Long On Talk, Short On Action
This June, France Télévisions, TF1, and M6 announced the long-awaited French challenge to Netflix. The standalone SVOD service called Salto was set to launch this year. However, there is no indication that the service is launching anytime soon.
Likewise, in late-2015, Orange, TF1, M6 and France Télévisions walked away from joint-venture plans to launch a SVOD platform to challenge Vivendi’s Canal Play and Netflix.
French broadcasters missed an opportunity to proactively compete against Netflix instead of lobbying for greater regulatory obstacles. These companies wasted valuable time waiting until after Netflix had already conquered the world. To put the French delay in perspective, Hulu, launched in the US in 2008.
Netflix is the Most Popular Service in the UK
Netflix reached an estimated 9.5 million subscribers halfway through 2018. In total there are roughly 16 million SVOD subscribers in the UK.

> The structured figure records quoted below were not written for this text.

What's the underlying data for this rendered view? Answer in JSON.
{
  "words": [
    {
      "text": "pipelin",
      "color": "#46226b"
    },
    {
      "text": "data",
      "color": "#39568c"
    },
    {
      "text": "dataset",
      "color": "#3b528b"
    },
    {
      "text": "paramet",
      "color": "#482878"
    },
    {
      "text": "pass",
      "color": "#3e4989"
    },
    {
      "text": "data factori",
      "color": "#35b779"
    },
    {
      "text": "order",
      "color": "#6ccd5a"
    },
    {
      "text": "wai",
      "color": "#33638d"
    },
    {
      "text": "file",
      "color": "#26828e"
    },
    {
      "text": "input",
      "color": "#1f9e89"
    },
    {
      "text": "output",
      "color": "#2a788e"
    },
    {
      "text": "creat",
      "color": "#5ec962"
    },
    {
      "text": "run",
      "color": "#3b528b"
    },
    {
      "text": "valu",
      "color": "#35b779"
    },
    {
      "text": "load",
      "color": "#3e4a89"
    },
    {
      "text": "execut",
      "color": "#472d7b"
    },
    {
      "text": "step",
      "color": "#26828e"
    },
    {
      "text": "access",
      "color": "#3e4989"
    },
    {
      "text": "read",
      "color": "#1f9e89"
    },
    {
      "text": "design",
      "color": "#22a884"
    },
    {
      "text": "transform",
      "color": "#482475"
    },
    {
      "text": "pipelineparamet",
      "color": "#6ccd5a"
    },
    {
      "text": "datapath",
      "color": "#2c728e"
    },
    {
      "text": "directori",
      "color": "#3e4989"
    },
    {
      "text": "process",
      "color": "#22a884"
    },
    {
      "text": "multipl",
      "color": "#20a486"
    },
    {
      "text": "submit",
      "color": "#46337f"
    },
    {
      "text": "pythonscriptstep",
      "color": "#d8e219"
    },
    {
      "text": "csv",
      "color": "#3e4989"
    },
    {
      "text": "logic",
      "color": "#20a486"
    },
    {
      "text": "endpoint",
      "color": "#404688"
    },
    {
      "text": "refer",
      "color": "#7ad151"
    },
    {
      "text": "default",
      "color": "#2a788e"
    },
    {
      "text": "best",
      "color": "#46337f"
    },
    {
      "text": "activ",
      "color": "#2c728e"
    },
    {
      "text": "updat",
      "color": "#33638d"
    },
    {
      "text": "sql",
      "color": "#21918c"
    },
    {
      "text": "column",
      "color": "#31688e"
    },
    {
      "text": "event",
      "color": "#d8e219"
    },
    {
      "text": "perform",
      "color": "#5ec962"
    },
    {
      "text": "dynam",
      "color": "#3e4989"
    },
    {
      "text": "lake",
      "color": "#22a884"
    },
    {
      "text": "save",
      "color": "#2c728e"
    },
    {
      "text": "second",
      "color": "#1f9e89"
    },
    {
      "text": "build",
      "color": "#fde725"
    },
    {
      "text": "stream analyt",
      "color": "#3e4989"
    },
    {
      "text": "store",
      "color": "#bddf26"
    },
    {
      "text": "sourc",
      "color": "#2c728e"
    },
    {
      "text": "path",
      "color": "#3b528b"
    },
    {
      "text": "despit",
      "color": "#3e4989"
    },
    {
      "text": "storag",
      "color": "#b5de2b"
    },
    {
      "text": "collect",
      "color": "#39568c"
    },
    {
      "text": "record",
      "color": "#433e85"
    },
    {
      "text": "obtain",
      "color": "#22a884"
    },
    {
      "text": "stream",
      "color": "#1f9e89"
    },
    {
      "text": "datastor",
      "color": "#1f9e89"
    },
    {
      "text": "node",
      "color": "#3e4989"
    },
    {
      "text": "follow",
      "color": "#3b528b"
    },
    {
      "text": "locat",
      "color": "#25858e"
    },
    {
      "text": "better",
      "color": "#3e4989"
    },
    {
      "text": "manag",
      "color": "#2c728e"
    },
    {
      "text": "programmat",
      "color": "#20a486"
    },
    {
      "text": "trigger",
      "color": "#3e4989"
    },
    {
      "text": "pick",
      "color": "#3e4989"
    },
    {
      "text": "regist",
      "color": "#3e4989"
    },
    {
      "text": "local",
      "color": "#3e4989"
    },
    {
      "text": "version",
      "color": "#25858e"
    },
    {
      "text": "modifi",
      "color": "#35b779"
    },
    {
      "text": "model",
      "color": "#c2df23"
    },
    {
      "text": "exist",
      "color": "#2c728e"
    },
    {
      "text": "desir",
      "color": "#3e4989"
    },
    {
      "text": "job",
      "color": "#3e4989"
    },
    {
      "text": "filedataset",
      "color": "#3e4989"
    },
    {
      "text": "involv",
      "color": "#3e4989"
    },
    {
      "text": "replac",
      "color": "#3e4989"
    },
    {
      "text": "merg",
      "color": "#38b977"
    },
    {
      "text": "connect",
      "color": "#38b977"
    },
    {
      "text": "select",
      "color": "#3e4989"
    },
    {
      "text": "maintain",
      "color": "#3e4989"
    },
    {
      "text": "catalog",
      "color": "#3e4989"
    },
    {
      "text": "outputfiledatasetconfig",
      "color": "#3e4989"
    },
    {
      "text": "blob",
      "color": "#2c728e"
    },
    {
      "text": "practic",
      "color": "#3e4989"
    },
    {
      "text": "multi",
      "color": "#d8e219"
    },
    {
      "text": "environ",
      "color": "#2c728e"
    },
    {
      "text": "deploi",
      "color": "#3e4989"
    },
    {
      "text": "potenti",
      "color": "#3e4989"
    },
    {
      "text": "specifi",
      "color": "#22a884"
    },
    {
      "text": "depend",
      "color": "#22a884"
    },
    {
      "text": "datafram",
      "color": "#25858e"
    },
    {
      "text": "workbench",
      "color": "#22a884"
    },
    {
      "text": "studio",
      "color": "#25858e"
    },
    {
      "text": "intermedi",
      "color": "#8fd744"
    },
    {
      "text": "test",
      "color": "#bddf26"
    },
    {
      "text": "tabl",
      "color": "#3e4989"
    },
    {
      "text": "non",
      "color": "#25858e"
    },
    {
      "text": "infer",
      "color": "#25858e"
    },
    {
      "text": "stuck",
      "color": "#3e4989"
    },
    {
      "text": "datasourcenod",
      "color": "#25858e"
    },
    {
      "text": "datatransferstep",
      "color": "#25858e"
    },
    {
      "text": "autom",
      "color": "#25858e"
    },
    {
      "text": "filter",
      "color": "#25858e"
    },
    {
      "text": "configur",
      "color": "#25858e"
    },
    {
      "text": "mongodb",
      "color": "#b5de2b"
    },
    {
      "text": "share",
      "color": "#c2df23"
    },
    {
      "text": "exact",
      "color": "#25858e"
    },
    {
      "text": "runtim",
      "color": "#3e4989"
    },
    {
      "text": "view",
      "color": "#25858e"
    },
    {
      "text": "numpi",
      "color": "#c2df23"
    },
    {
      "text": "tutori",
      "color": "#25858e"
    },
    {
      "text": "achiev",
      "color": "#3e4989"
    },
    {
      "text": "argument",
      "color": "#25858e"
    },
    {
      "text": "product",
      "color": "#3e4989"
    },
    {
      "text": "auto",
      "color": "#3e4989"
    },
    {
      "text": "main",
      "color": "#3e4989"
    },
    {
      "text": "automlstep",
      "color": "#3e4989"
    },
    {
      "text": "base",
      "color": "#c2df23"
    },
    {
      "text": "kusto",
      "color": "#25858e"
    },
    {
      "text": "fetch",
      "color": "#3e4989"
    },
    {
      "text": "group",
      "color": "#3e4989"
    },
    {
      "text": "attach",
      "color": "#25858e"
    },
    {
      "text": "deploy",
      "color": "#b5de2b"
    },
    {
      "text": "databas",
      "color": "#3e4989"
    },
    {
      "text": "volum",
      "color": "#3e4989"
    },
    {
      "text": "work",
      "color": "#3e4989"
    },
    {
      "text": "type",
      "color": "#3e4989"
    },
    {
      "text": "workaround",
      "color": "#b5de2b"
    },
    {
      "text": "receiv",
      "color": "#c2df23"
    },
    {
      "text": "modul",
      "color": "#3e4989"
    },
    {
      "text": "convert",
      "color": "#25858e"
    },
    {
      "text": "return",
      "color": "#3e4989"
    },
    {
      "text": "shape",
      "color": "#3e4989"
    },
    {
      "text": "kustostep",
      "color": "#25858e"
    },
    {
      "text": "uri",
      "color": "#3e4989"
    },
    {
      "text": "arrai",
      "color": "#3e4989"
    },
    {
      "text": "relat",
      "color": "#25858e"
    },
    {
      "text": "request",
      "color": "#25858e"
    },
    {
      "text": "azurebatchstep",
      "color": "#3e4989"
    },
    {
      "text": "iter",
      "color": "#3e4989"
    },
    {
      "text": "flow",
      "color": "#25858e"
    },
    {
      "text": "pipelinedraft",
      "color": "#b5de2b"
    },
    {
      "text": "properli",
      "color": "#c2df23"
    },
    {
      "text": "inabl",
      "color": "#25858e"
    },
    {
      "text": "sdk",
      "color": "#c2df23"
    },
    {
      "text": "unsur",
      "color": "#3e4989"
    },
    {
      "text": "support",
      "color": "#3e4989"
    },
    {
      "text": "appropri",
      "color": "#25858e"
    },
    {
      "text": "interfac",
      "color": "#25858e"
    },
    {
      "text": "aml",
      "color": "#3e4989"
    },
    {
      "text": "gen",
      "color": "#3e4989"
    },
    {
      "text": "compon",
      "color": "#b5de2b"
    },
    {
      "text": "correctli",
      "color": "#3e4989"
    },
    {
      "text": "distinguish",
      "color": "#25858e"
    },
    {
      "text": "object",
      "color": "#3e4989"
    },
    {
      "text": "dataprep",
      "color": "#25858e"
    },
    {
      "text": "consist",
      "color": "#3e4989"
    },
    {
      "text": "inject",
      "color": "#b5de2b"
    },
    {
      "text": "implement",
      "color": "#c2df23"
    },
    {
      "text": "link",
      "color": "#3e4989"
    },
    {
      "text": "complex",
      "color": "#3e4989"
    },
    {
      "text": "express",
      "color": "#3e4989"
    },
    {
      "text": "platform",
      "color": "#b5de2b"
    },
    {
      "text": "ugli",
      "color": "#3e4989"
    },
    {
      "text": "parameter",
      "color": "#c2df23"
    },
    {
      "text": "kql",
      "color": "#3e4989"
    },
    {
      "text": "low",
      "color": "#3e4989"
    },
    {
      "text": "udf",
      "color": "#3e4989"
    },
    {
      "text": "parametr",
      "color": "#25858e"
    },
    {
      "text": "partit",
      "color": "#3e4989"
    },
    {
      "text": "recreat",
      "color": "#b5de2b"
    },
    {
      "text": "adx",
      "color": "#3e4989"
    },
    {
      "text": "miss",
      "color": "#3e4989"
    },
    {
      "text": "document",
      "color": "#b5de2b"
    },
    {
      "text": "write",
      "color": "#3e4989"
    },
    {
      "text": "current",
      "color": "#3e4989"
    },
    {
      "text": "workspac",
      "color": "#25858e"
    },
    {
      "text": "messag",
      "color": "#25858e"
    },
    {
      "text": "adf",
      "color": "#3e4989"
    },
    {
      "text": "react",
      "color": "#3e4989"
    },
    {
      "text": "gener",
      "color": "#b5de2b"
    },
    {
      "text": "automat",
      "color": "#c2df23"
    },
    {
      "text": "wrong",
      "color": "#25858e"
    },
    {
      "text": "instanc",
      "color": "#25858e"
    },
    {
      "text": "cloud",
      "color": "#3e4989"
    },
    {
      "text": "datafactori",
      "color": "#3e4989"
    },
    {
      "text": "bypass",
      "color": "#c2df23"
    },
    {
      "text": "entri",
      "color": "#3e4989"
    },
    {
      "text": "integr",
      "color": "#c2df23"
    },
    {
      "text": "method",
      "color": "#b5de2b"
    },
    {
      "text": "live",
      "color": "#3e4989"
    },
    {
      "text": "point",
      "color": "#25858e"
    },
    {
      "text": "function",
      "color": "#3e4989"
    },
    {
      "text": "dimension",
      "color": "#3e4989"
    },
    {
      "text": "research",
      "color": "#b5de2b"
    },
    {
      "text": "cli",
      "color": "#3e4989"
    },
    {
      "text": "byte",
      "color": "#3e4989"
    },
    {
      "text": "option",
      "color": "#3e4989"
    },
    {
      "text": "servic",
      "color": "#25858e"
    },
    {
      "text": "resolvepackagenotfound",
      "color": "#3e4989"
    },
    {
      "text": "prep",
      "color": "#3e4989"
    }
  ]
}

The three leading subscription services are Netflix (9.5 million), Amazon (5.1 million) and Sky’s Now TV (1.6 million). Nearly 40% of UK households subscribe to at least one of these SVOD services.
For the first time there are now more household subscribing to streaming services than PayTV in the UK. Currently, there are around 15 million PayTV subscribers, a figure that is decreasing each month.
Sky and Netflix Content Partnership
Sky, Europe’s largest pay television provider, announced a partnership to carry Netflix on its direct satellite network and OTT platforms.
Integrating Netflix into Sky’s various subscriptions will start in the United Kingdom and Ireland before expanding to Germany, Italy and Austria.
Sky has 28 million satellite television and OTT subscribers throughout Europe. Since launching its advanced set-top box service Sky Q in 2016, over two million households have adopted it.
Many European media companies and niche providers are mounting late challenges to Netflix’s global dominance with a focus on local and demand driven content, such as sports.
However, in many cases these companies waited too long to start building customer loyalty in the streaming space and instead are now collaborating with Netflix.